Spokesman Lee called the currency swap deal the ``fourth gift'' from the United States, following the revision of the bilateral beef trade deal, Washington's pro-Korean stance on the South Korean islets of Dokdo claimed by Japan, and Bush's invitation to President Lee to join the Group of 20 financial summit in Washington on Nov. 15.
President Lee said Thursday his administration will take ``bold'' measures to boost consumption as part of efforts to protect the domestic economy from the fallout of the global financial crisis.
``Revitalizing domestic consumption is crucial to revitalizing the economy,'' Lee said during a meeting of the presidential advisory committee on national competitiveness. ``The economy is exposed to greater risks due to external factors, but we need to take bold and decisive measures to boost consumption.''
The remarks came as analysts have voiced concerns about a global economic hard landing. Institutes have cut their forecasts for the country's growth rate next year in line with expectations of slower exports growth and weaker consumer demand.
Consumer sentiment here has been severely dampened by asset deflation and growing jitters over a recession. The Bank of Korea said Tuesday its consumer survey index, measuring overall consumer sentiment, fell to 88 in the third quarter from 96 in the second quarter.

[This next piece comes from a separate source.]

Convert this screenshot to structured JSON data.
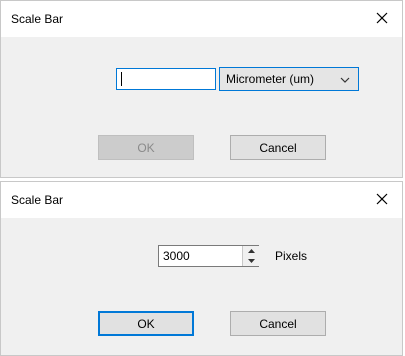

Lee instructed officials to step up efforts to ease regulations, saying corporate investment will rise once the government creates a better business environment. He also said his administration will focus on balanced regional development, public sector reform and labor-management relations to help the country tide over the economic challenges.
``My administration is making all possible efforts to minimize the fallout of external negatives. National competitiveness will improve significantly if our plans are successfully carried out,'' Lee said.